ただし、この「繰延資産」として計上する場合には、「開業費」の会計と費用の定義に微妙な違いがあることに留意しなければなりません。
会計上は経常費も「開業費」扱い
財務諸表等規則ガイドラインでは「開業費」は、「土地、建物等の賃借料、広告宣伝費、通信交通費、事務用消耗品費、支払利子、使用人の給料、保険料、電気・ガス・水道料等で、会社成立後営業開始までに支出した開業準備のための費用」と定義されています。
中小企業会計指針でも「開業準備のために支出した金額」とされ、会社成立から開業までに生じた、開業準備のため直接に支出する費用と理解されています。
法人税では経常費は「開業費」とされない
一方、法人税では「開業費」は「法人の設立後事業を開始するまでの間に開業準備のために特別に支出する費用」とされ、「特別に支出する」ものに限定されています。
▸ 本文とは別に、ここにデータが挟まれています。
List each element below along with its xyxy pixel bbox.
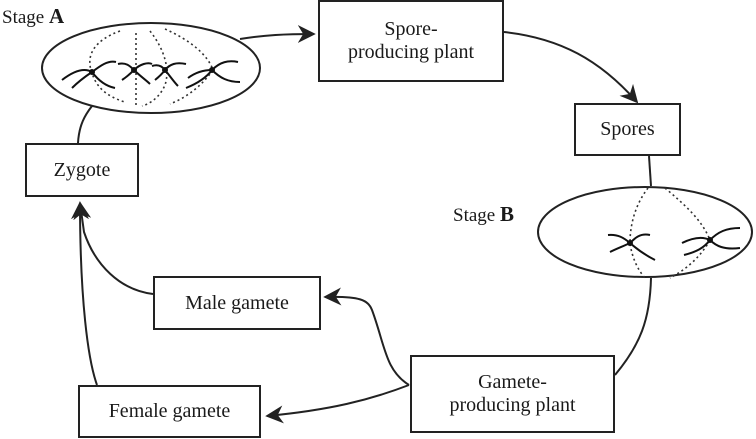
edge-stageA-to-spore-plant <box>239 25 316 44</box>
gamete-plant-line1: Gamete- <box>478 371 547 393</box>
edge-male-to-zygote <box>73 201 154 295</box>
spore-plant-line2: producing plant <box>347 41 475 63</box>
chromosomes <box>61 60 241 89</box>
zygote-label: Zygote <box>53 158 111 181</box>
edge-spores-to-stageB <box>648 155 652 187</box>
stage-b-letter: B <box>499 202 514 226</box>
spindle-fibers-b <box>629 187 711 279</box>
stage-a-letter: A <box>48 4 65 28</box>
spore-producing-plant-node: Spore- producing plant <box>318 0 504 82</box>
spindle-fibers <box>89 28 214 107</box>
stage-b-cell <box>537 186 753 279</box>
zygote-node: Zygote <box>25 143 139 197</box>
stage-a-label: Stage A <box>2 4 64 29</box>
female-gamete-label: Female gamete <box>108 400 231 422</box>
stage-a-prefix: Stage <box>2 7 49 28</box>
stage-b-prefix: Stage <box>453 205 500 226</box>
spore-plant-line1: Spore- <box>384 18 438 40</box>
male-gamete-node: Male gamete <box>153 276 321 330</box>
connectors <box>71 25 652 424</box>
centromeres <box>89 67 215 75</box>
male-gamete-label: Male gamete <box>185 291 289 314</box>
female-gamete-node: Female gamete <box>78 385 261 438</box>
edge-gamete-plant-to-male <box>323 287 410 386</box>
spores-label: Spores <box>600 118 655 140</box>
edge-gamete-plant-to-female <box>265 384 410 424</box>
spores-node: Spores <box>574 103 681 156</box>
stage-a-cell <box>41 22 261 114</box>
gamete-plant-line2: producing plant <box>449 394 576 416</box>
edge-female-to-zygote <box>71 201 98 386</box>
gamete-producing-plant-node: Gamete- producing plant <box>410 355 615 433</box>
edge-stageB-to-gamete-plant <box>614 277 652 376</box>
edge-zygote-to-stageA <box>77 105 93 144</box>
edge-spore-plant-to-spores <box>503 31 639 104</box>
stage-b-label: Stage B <box>453 202 514 227</box>
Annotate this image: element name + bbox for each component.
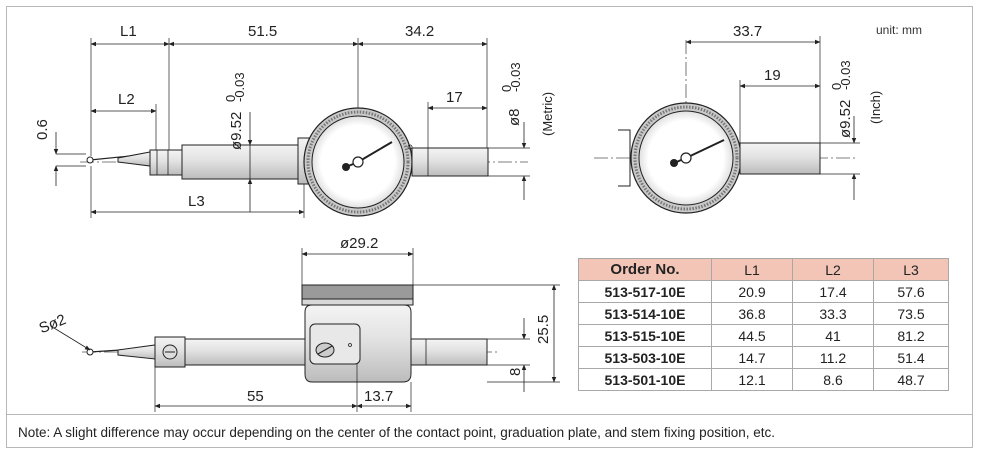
l3-cell: 51.4 [873,346,949,369]
l3-cell: 73.5 [873,302,949,325]
header-l2: L2 [792,258,874,281]
contact-ball [86,156,94,164]
dim-25-5: 25.5 [535,315,552,344]
order-no-cell: 513-517-10E [578,280,712,303]
table-row: 513-501-10E 12.1 8.6 48.7 [578,368,949,391]
dim-side-stem-dia: ø9.52 [837,100,854,138]
dim-side-tol-top: 0 [829,83,844,90]
dim-l2: L2 [118,91,135,108]
dim-8-metric: ø8 [506,108,523,126]
dim-l1: L1 [120,23,137,40]
l1-cell: 12.1 [711,368,793,391]
dim-17: 17 [446,89,463,106]
l2-cell: 17.4 [792,280,874,303]
l1-cell: 36.8 [711,302,793,325]
metric-label: (Metric) [540,92,555,136]
order-no-cell: 513-515-10E [578,324,712,347]
order-no-cell: 513-501-10E [578,368,712,391]
l2-cell: 8.6 [792,368,874,391]
dim-13-7: 13.7 [364,388,393,405]
pointer [357,141,393,163]
bottom-view: ø29.2 Sø2 25.5 8 55 13.7 [37,235,560,412]
inch-stem [739,142,821,175]
stylus-holder [149,149,183,176]
dim-33-7: 33.7 [733,23,762,40]
dim-8-tol: -0.03 [508,62,523,92]
l3-cell: 57.6 [873,280,949,303]
dim-stem-tol-top: 0 [223,95,238,102]
dim-stem-tol: -0.03 [232,72,247,102]
dim-55: 55 [247,388,264,405]
table-row: 513-515-10E 44.5 41 81.2 [578,324,949,347]
l2-cell: 11.2 [792,346,874,369]
l1-cell: 20.9 [711,280,793,303]
dim-51-5: 51.5 [248,23,277,40]
dim-34-2: 34.2 [405,23,434,40]
dim-29-2: ø29.2 [340,235,378,252]
dim-8-tol-top: 0 [499,85,514,92]
front-view: L1 51.5 34.2 L2 0.6 ø9.52 0 -0.03 17 [34,23,555,218]
table-row: 513-514-10E 36.8 33.3 73.5 [578,302,949,325]
l3-cell: 81.2 [873,324,949,347]
table-header-row: Order No. L1 L2 L3 [578,258,949,281]
outer-border [6,6,973,448]
note-divider [6,414,973,415]
note-text: Note: A slight difference may occur depe… [18,425,775,440]
header-l1: L1 [711,258,793,281]
knurled-bezel [301,284,414,300]
dim-side-tol: -0.03 [838,60,853,90]
stem [181,144,305,180]
dim-stem-dia: ø9.52 [228,112,245,150]
dim-19: 19 [764,67,781,84]
dim-l3: L3 [188,193,205,210]
header-order-no: Order No. [578,258,712,281]
table-row: 513-503-10E 14.7 11.2 51.4 [578,346,949,369]
order-no-cell: 513-514-10E [578,302,712,325]
dim-8-bottom: 8 [507,368,524,376]
l1-cell: 44.5 [711,324,793,347]
l1-cell: 14.7 [711,346,793,369]
unit-label: unit: mm [876,23,923,37]
order-no-cell: 513-503-10E [578,346,712,369]
inch-label: (Inch) [868,91,883,124]
l3-cell: 48.7 [873,368,949,391]
table-row: 513-517-10E 20.9 17.4 57.6 [578,280,949,303]
l2-cell: 33.3 [792,302,874,325]
l2-cell: 41 [792,324,874,347]
rear-stem [411,147,489,177]
dim-sphere: Sø2 [37,311,69,337]
header-l3: L3 [873,258,949,281]
side-view: 33.7 19 ø9.52 0 -0.03 (Inch) [594,23,883,214]
order-table: Order No. L1 L2 L3 513-517-10E 20.9 17.4… [578,258,949,391]
dim-0-6: 0.6 [34,119,51,140]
「特別に支出」については、昔の通達では「法人が開業準備のために特別に支出した広告宣伝費、接待費、旅費、調査費」を指し、「法人の成立後営業開始までの間に支出した費用であっても、支払利子、使用人給料、借家料、電気ガス、水道料金等のような経常費的な性格を有する費用はこれに含まれない」と示されていました。
これは、法人税の場合、「開業費」は任意償却ですので、期をまたいだ利益調整の道具に使われることを避けるため、「特別な支出」に限ることとしたと理解されています。
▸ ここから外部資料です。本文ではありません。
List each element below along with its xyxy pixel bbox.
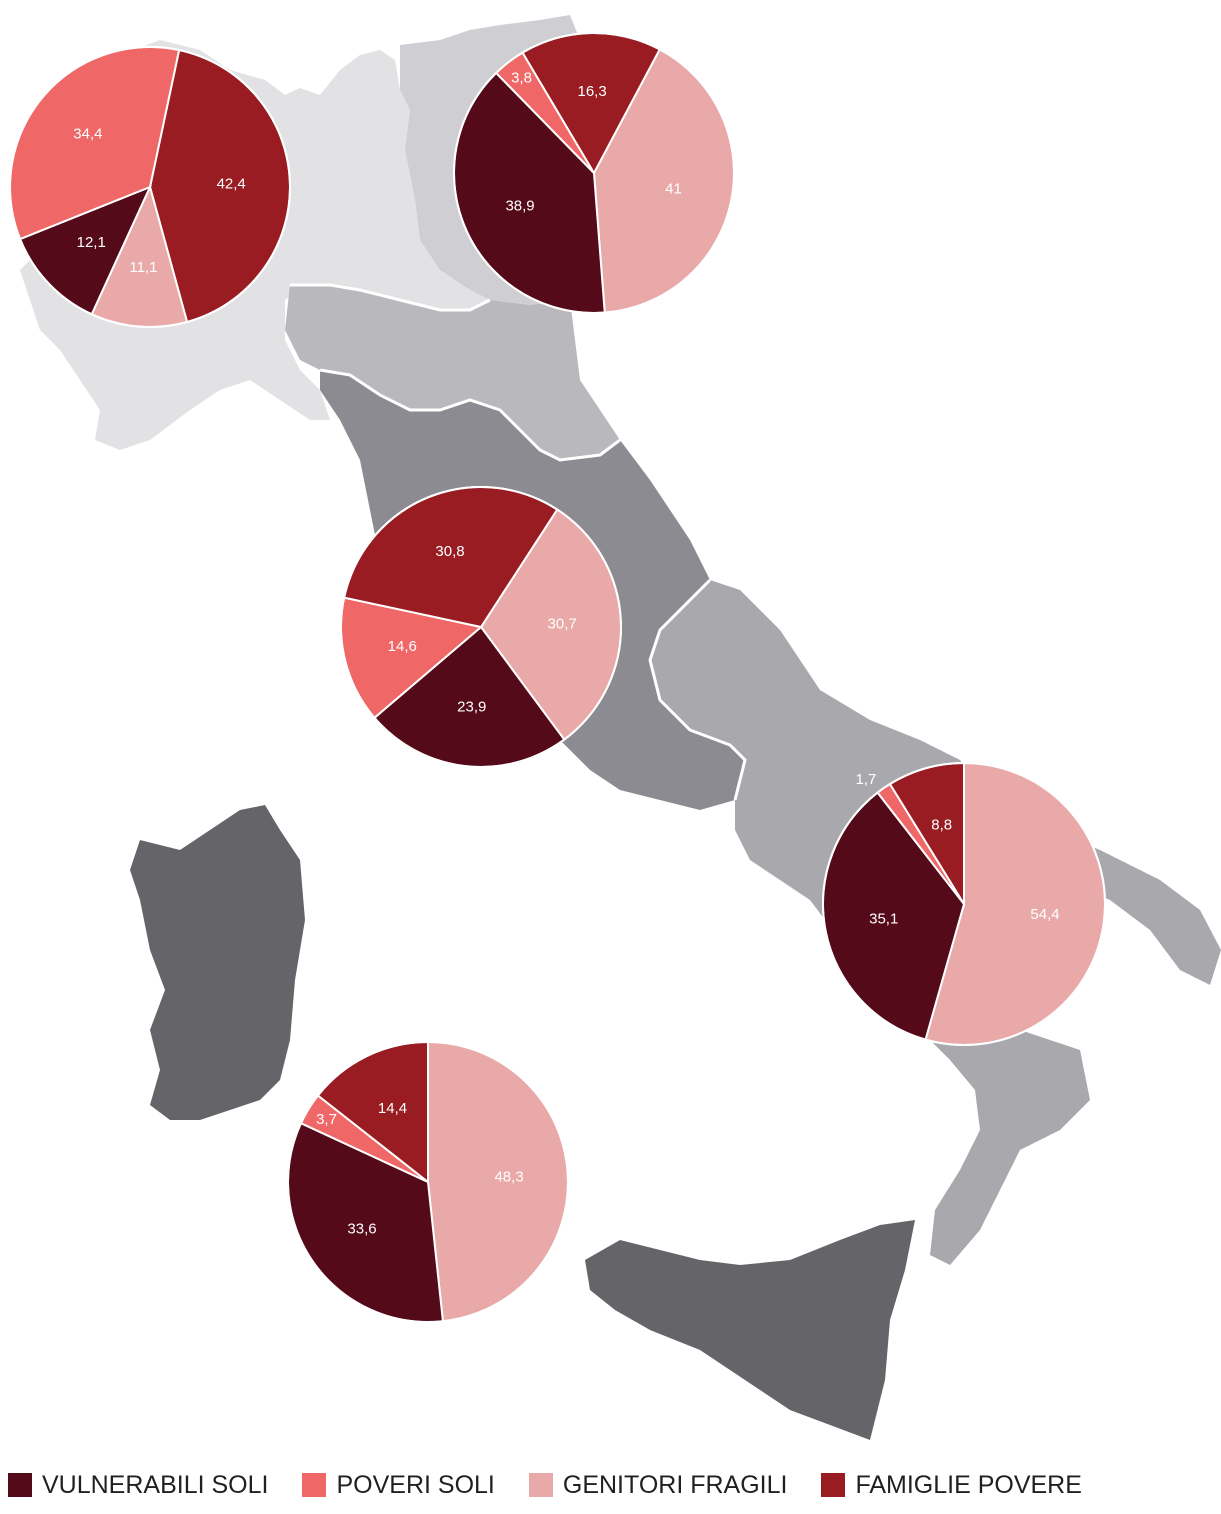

現在でも、この内容は解釈として引き継がれ、法人税務では経常費は「開業費」から除かれるものとして取り扱われています。
所得税では「特別」ならば、経常費OK
これに対して所得税では、経常的な費用であっても、その支出が開業準備のために特別に支出したものならば、開業費に計上できるものとして取り扱われます。